Popularność i renoma zarzaparilli, jak również jej dość powszechne stosowanie sprawiły, iż już w latach 40. XX w. zaczęto baczniej przyglądać się tej roślinie. Pierwsze badania miały na celu potwierdzenie skuteczności zarzaparilli w leczeniu chorób skóry, takich jak łuszczyca, egzema czy trądzik. I w 1942 roku ukazała się pierwsza praca potwierdzająca nadzwyczajną skuteczność zarzaparilli w leczeniu łuszczycy. Chorzy na łuszczycę mają według naukowców wysoki poziom endotoksyn we krwi. Endotoksyny to substancje zawarte wewnątrz bakterii, które wydostają się do otoczenia – np. surowicy krwi – po śmierci komórki bakteryjnej! A sarsaponina, jedna z substancji zawartych w zarzaparilli, wiąże owe endotoksyny i skutecznie usuwa z krwiobiegu, łagodząc tym samym objawy łuszczycy. Zarzaparilla stosowana była również od wieków w przypadku trądu, a jej skuteczność w tej chorobie potwierdziły badania kliniczne z roku 1959. Wysoki poziom endotoksyn wiąże się także z egzemą i artretyzmem, więc spodziewać się można, że badania kliniczne wykażą skuteczność zarzaparilli i w tych schorzeniach.

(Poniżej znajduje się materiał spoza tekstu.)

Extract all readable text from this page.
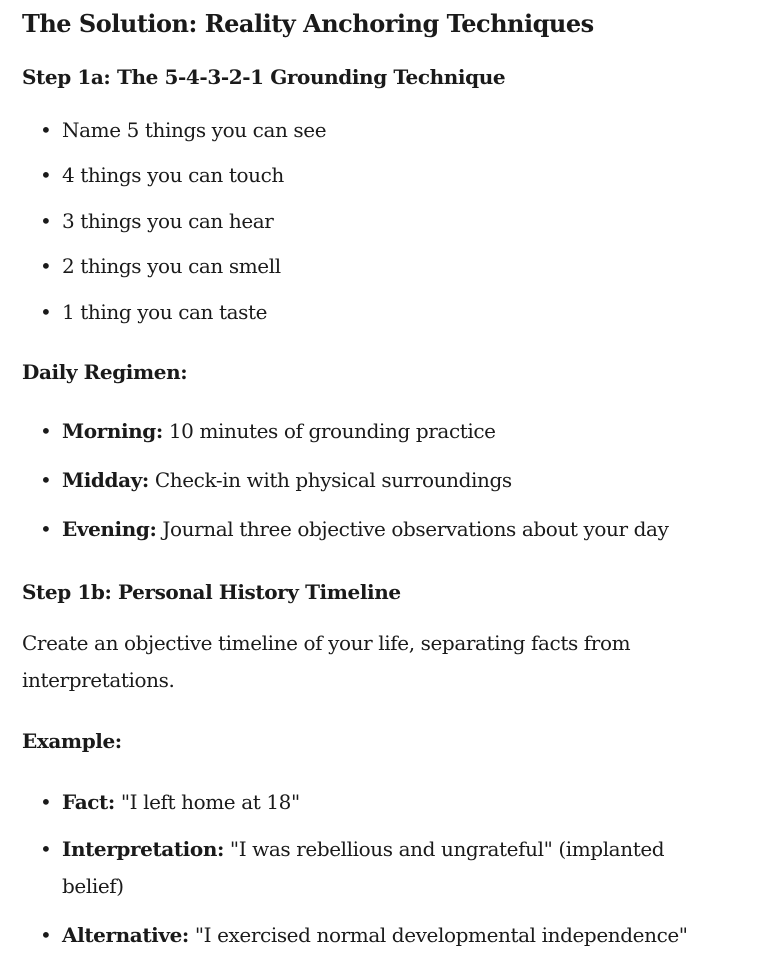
The Solution: Reality Anchoring Techniques
Step 1a: The 5-4-3-2-1 Grounding Technique
• Name 5 things you can see
• 4 things you can touch
• 3 things you can hear
• 2 things you can smell
• 1 thing you can taste
Daily Regimen:
• Morning: 10 minutes of grounding practice
• Midday: Check-in with physical surroundings
• Evening: Journal three objective observations about your day
Step 1b: Personal History Timeline

Create an objective timeline of your life, separating facts from
interpretations.

Example:
• Fact: "I left home at 18"
• Interpretation: "I was rebellious and ungrateful" (implanted
belief)
• Alternative: "I exercised normal developmental independence"
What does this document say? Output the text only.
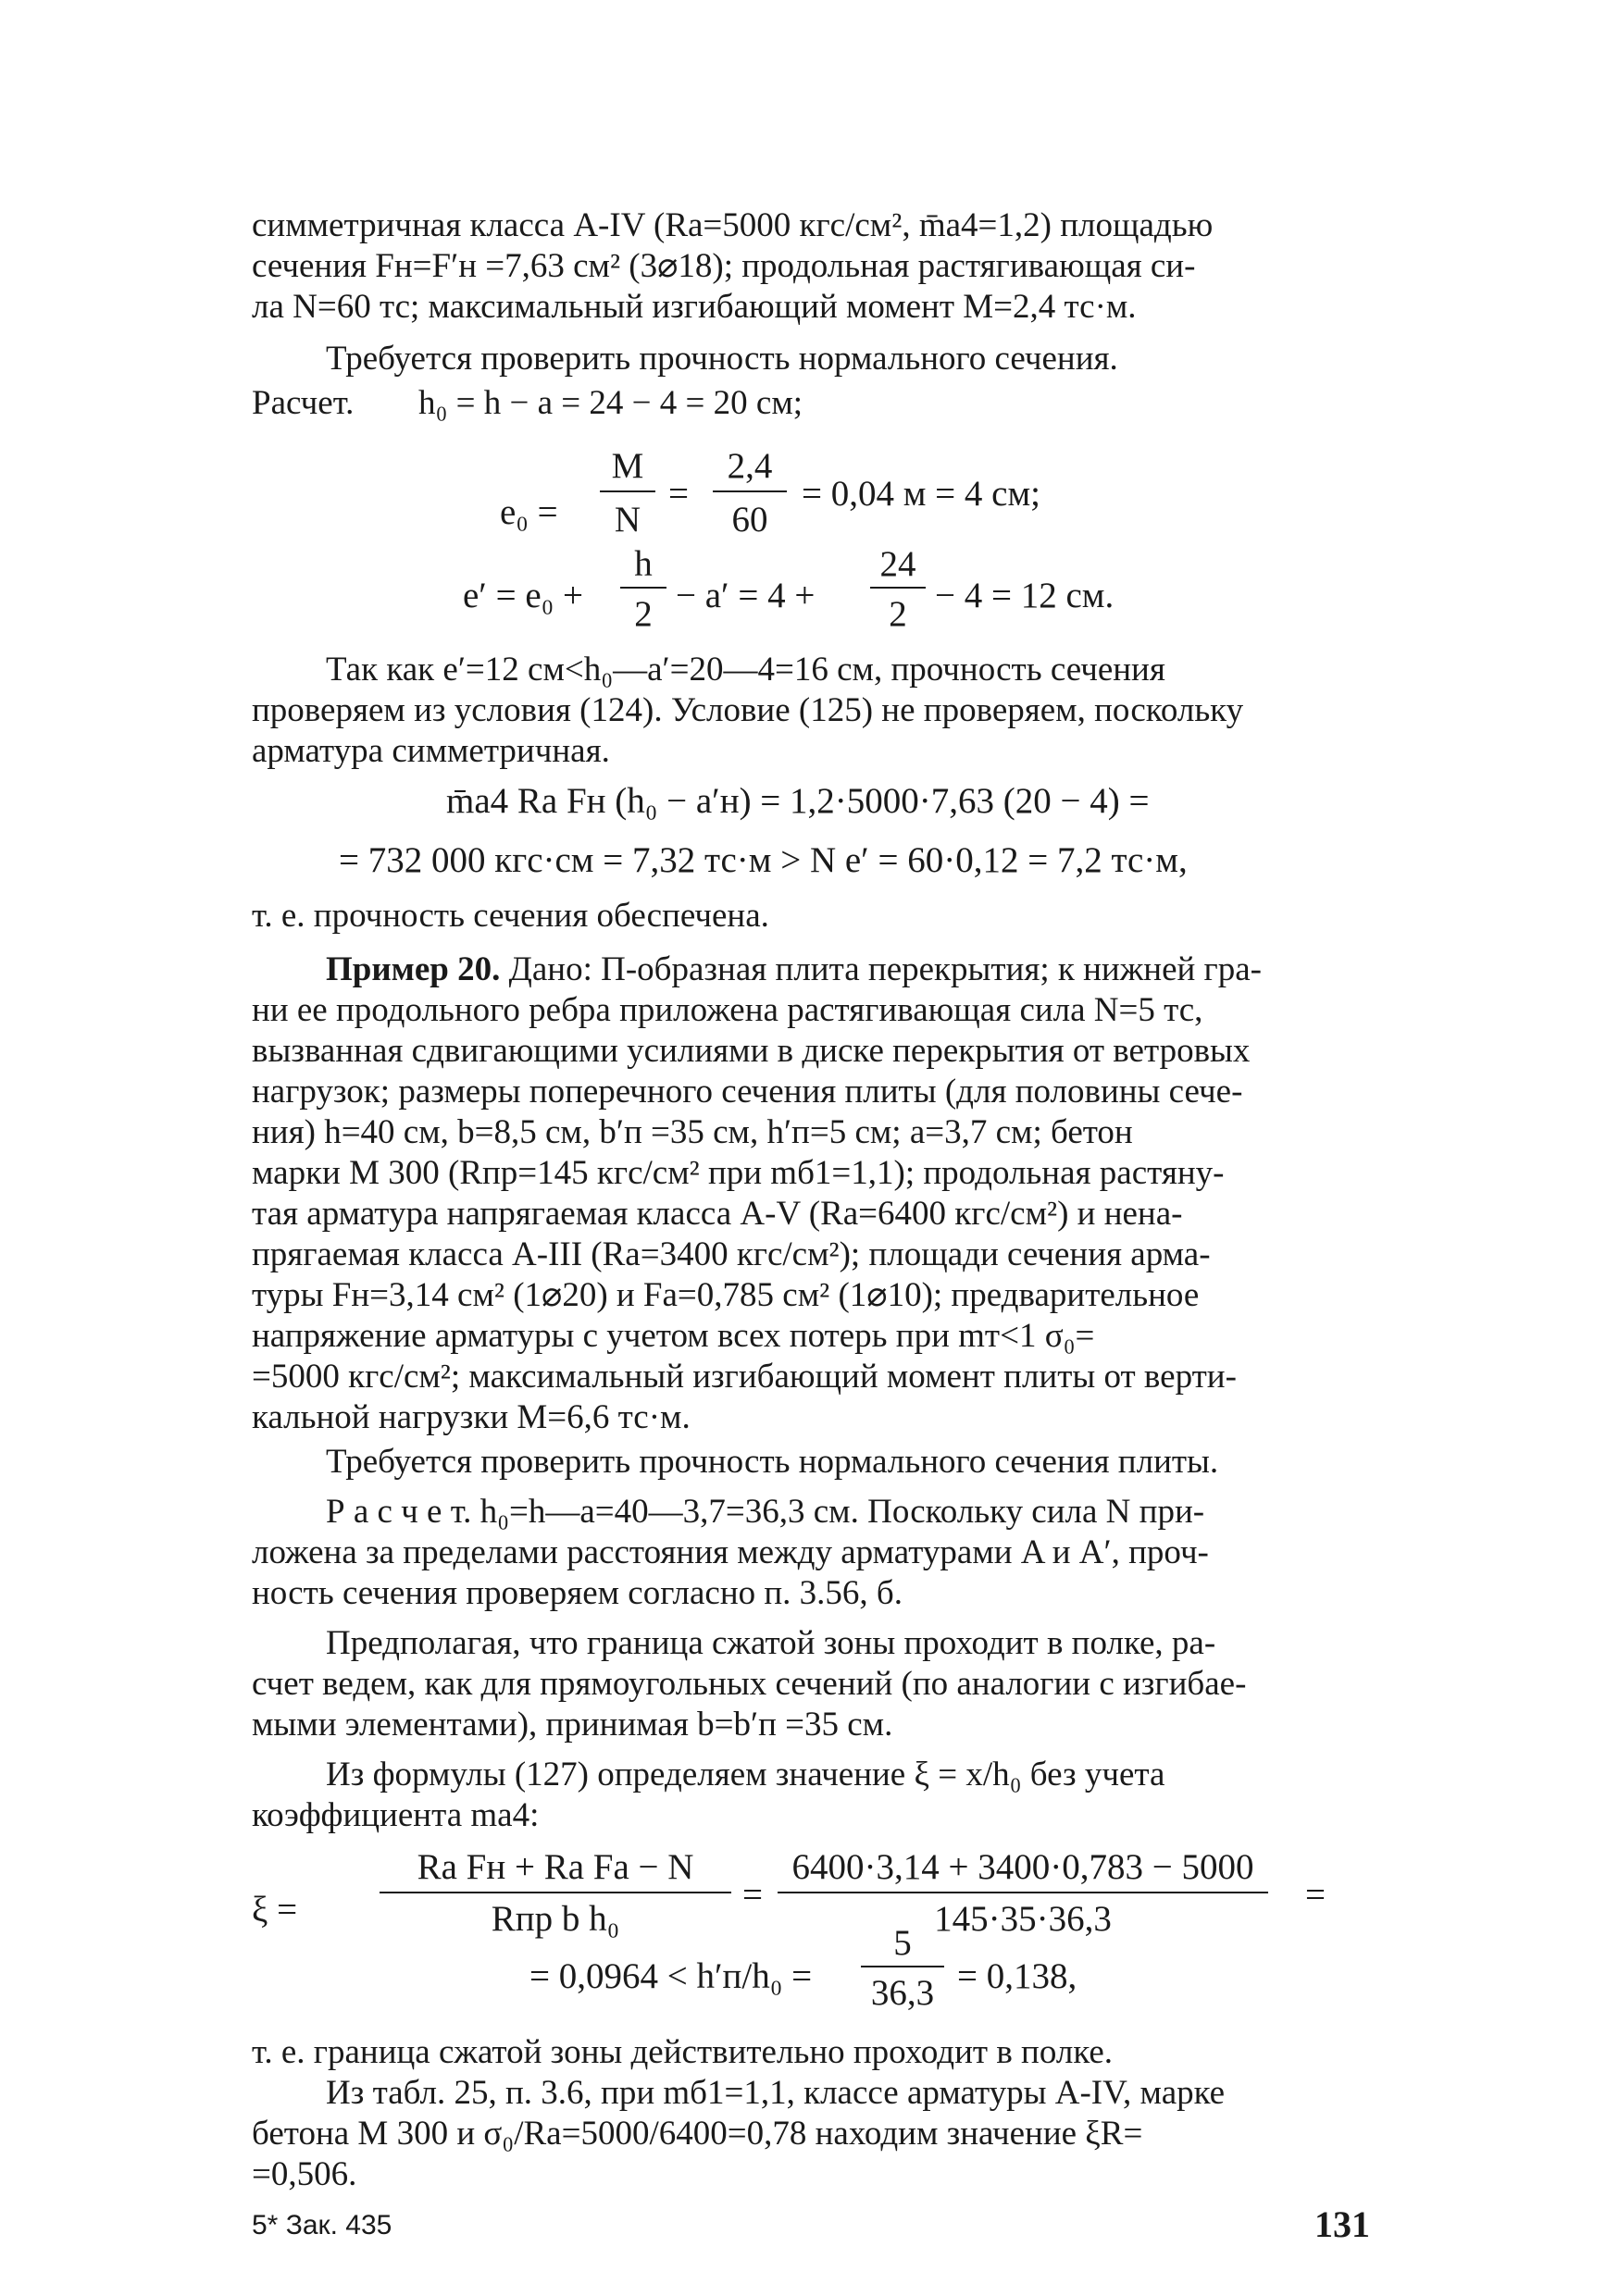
симметричная класса А-IV (Rа=5000 кгс/см², m̄а4=1,2) площадью
сечения Fн=F′н =7,63 см² (3⌀18); продольная растягивающая си-
ла N=60 тс; максимальный изгибающий момент M=2,4 тс·м.
Требуется проверить прочность нормального сечения.
Расчет. h₀ = h − a = 24 − 4 = 20 см;
e₀ =
M
N
=
2,4
60
= 0,04 м = 4 см;
e′ = e₀ +
h
2 − a′ = 4 +
24
2 − 4 = 12 см.
Так как e′=12 см<h₀—a′=20—4=16 см, прочность сечения
проверяем из условия (124). Условие (125) не проверяем, поскольку
арматура симметричная.
m̄а4 Rа Fн (h₀ − a′н) = 1,2·5000·7,63 (20 − 4) =
= 732 000 кгс·см = 7,32 тс·м > N e′ = 60·0,12 = 7,2 тс·м,
т. е. прочность сечения обеспечена.
Пример 20. Дано: П-образная плита перекрытия; к нижней гра-
ни ее продольного ребра приложена растягивающая сила N=5 тс,
вызванная сдвигающими усилиями в диске перекрытия от ветровых
нагрузок; размеры поперечного сечения плиты (для половины сече-
ния) h=40 см, b=8,5 см, b′п =35 см, h′п=5 см; a=3,7 см; бетон
марки М 300 (Rпр=145 кгс/см² при mб1=1,1); продольная растяну-
тая арматура напрягаемая класса А-V (Rа=6400 кгс/см²) и нена-
прягаемая класса А-III (Rа=3400 кгс/см²); площади сечения арма-
туры Fн=3,14 см² (1⌀20) и Fа=0,785 см² (1⌀10); предварительное
напряжение арматуры с учетом всех потерь при mт<1 σ₀=
=5000 кгс/см²; максимальный изгибающий момент плиты от верти-
кальной нагрузки M=6,6 тс·м.
Требуется проверить прочность нормального сечения плиты.
Р а с ч е т. h₀=h—a=40—3,7=36,3 см. Поскольку сила N при-
ложена за пределами расстояния между арматурами A и A′, проч-
ность сечения проверяем согласно п. 3.56, б.
Предполагая, что граница сжатой зоны проходит в полке, ра-
счет ведем, как для прямоугольных сечений (по аналогии с изгибае-
мыми элементами), принимая b=b′п =35 см.
Из формулы (127) определяем значение ξ = x/h₀ без учета
коэффициента mа4:
ξ =
Rа Fн + Rа Fа − N
Rпр b h₀
=
6400·3,14 + 3400·0,783 − 5000
145·35·36,3
=
= 0,0964 < h′п/h₀ =
5
36,3 = 0,138,
т. е. граница сжатой зоны действительно проходит в полке.
Из табл. 25, п. 3.6, при mб1=1,1, классе арматуры А-IV, марке
бетона М 300 и σ₀/Rа=5000/6400=0,78 находим значение ξR=
=0,506.
5* Зак. 435	131
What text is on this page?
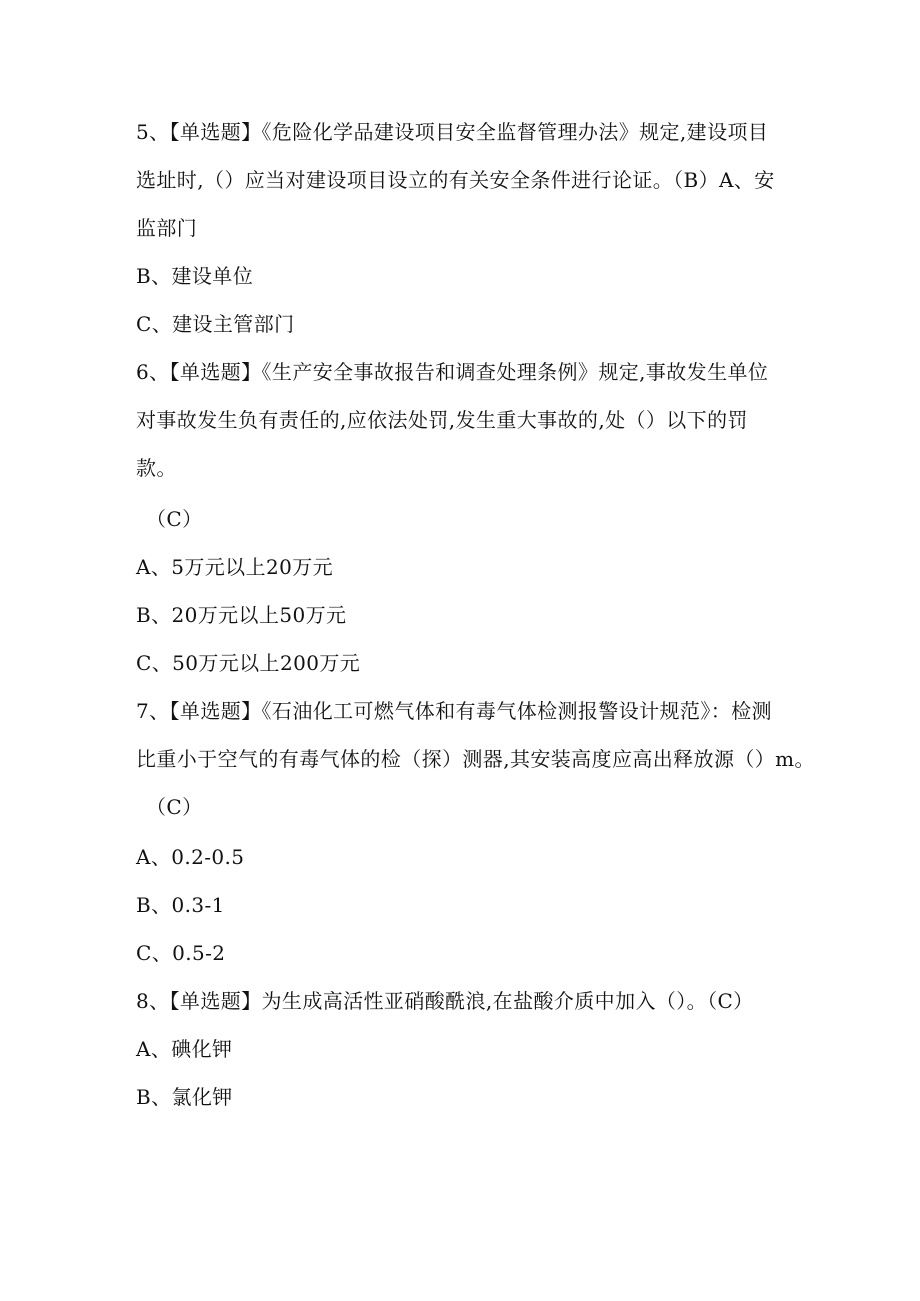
5、【单选题】《危险化学品建设项目安全监督管理办法》规定,建设项目
选址时,（）应当对建设项目设立的有关安全条件进行论证。（B）A、安
监部门
B、建设单位
C、建设主管部门
6、【单选题】《生产安全事故报告和调查处理条例》规定,事故发生单位
对事故发生负有责任的,应依法处罚,发生重大事故的,处（）以下的罚
款。
（C）
A、5万元以上20万元
B、20万元以上50万元
C、50万元以上200万元
7、【单选题】《石油化工可燃气体和有毒气体检测报警设计规范》：检测
比重小于空气的有毒气体的检（探）测器,其安装高度应高出释放源（）m。
（C）
A、0.2-0.5
B、0.3-1
C、0.5-2
8、【单选题】为生成高活性亚硝酸酰浪,在盐酸介质中加入（）。（C）
A、碘化钾
B、氯化钾
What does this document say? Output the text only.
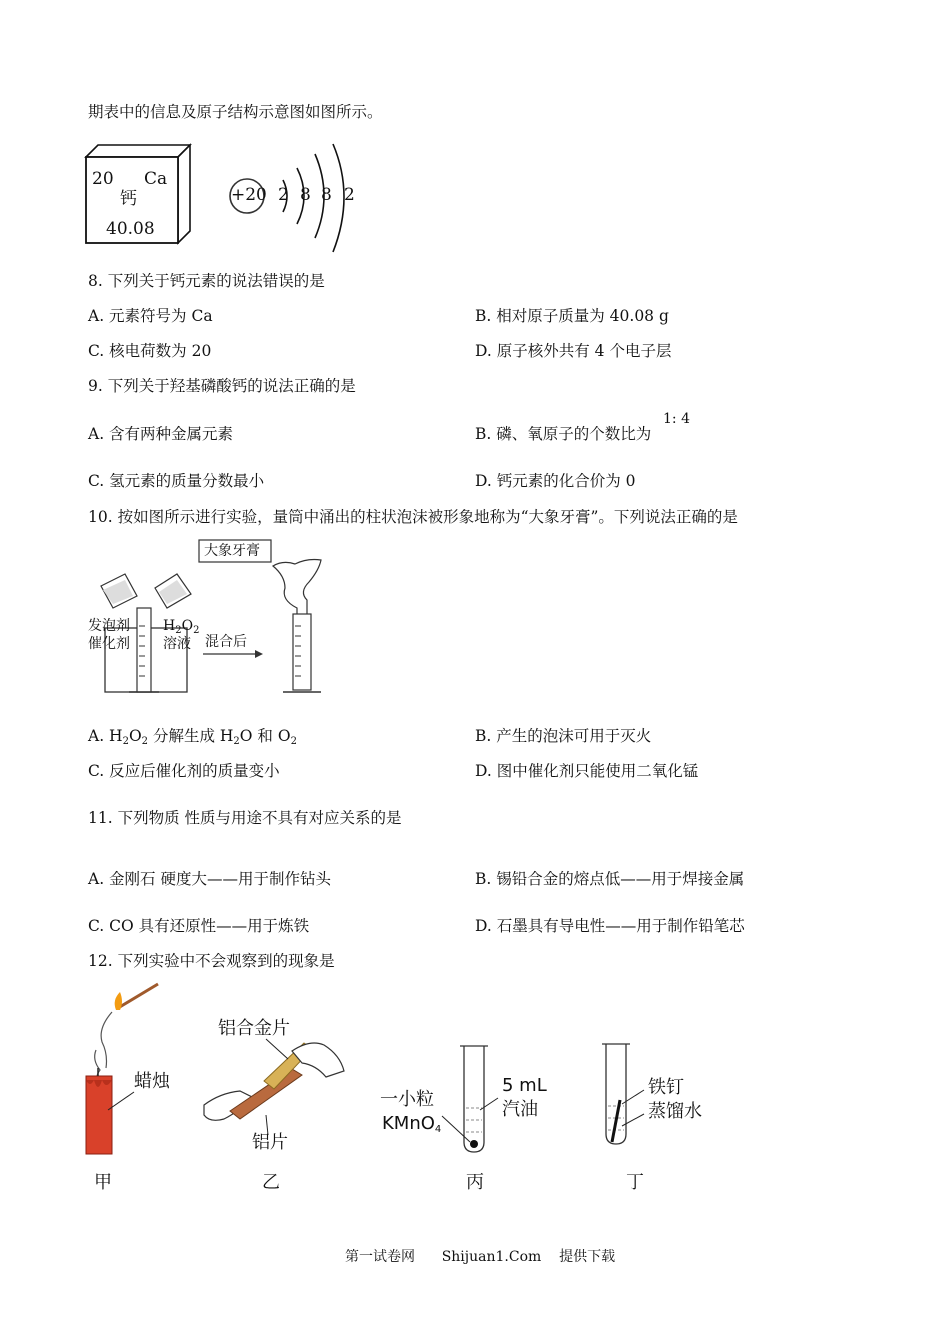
期表中的信息及原子结构示意图如图所示。
20 Ca
钙
40.08
+20 2 8 8 2
8. 下列关于钙元素的说法错误的是
A. 元素符号为 Ca	B. 相对原子质量为 40.08 g
C. 核电荷数为 20	D. 原子核外共有 4 个电子层
9. 下列关于羟基磷酸钙的说法正确的是
A. 含有两种金属元素	B. 磷、氧原子的个数比为
1: 4
C. 氢元素的质量分数最小	D. 钙元素的化合价为 0
10. 按如图所示进行实验，量筒中涌出的柱状泡沫被形象地称为“大象牙膏”。下列说法正确的是
大象牙膏
发泡剂
催化剂
$H_2O_2$
溶液 混合后
A. $H_2O_2$ 分解生成 $H_2O$ 和 $O_2$	B. 产生的泡沫可用于灭火
C. 反应后催化剂的质量变小	D. 图中催化剂只能使用二氧化锰
11. 下列物质 性质与用途不具有对应关系的是
A. 金刚石 硬度大——用于制作钻头	B. 锡铅合金的熔点低——用于焊接金属
C. CO 具有还原性——用于炼铁	D. 石墨具有导电性——用于制作铅笔芯
12. 下列实验中不会观察到的现象是
蜡烛
甲
铝合金片
铝片
乙
一小粒
KMnO$_4$
5 mL
汽油
丙
铁钉
蒸馏水
丁
第一试卷网      Shijuan1.Com    提供下载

W 2001 złożono wniosek patentowy w USA w oparciu o badania kliniczne przeprowadzone z pacjentami chorymi na łuszczycę i choroby dróg oddechowych. Zarzaparilla okazała się skuteczna już w dawkach 3–6 gramów dziennie. Stwierdzono nawet, że w niektórych przypadkach jeszcze w dwa miesiące po zakończeniu leczenia wykwity na skórze nie nawracały i co istotne, nie zanotowano żadnych skutków ubocznych. Badania te wykazały także, iż zarzaparilla skutecznie zapobiega i schorzeniom dróg oddechowych o podłożu alergicznym, takim jak astma czy bronchit spastyczny i leczy je.

Zarzaparillę od setek lat stosuje się przeciw kile. Obserwacje naukowców chińskich dowodzą, że jest ona skuteczna w 50% przypadków przewlekłych, a w przypadkach ostrych aż w 90%. W latach 50. ubiegłego wieku udokumentowano antybiotyczne właściwości zarzaparilli. Działanie przeciwzapalne rośliny zostało potwierdzone podczas kilku niezależnych od siebie badań in vivo i in vitro i to przy wykorzystaniu rozmaitych laboratoryjnie indukowanych modeli zapalenia i artretyzmu. Jedno z tych badań sugeruje pozytywny wpływ zarzaparilli w przypadku artretyzmu dzięki jej immunomodulującemu działaniu. W kolejnym badaniu zarzaparilla okazała się skutecznym środkiem chroniącym wątrobę. Wykazano także korzystne działanie zarzaparilli na nerki, a w zapaleniu nerek udowodniono, że Smilax stymuluje wydalanie moczu.

Roślina ta znajduje coraz szersze zastosowanie w medycynie. Preparaty z niej otrzymywane można dostać w kapsułkach, jako proszek, a także w tabletkach i jako wyciąg płynny. Jednak we współczesnej fitoterapii zarzaparillę stosuje się łącznie z innymi ziołami – tu najistotniejsze wydaje się być działanie detoksykacyjne zarzaparilli – w mieszankach ziołowych, zwłaszcza że działa ona w sposób synergiczny, ułatwiając przyswajanie innych związków i substancji. Nie stwierdzono także do tej pory, by zarzaparilla miała jakiekolwiek niepożądane działanie uboczne, choć pamiętać trzeba o tym, że duże ilości saponin mogą prowadzić do niestrawności. Należy więc mieć na uwadze to, by przed zastosowaniem zarzaparilli zasięgnąć opinii lekarza, a najlepiej lekarza fitoterapeuty.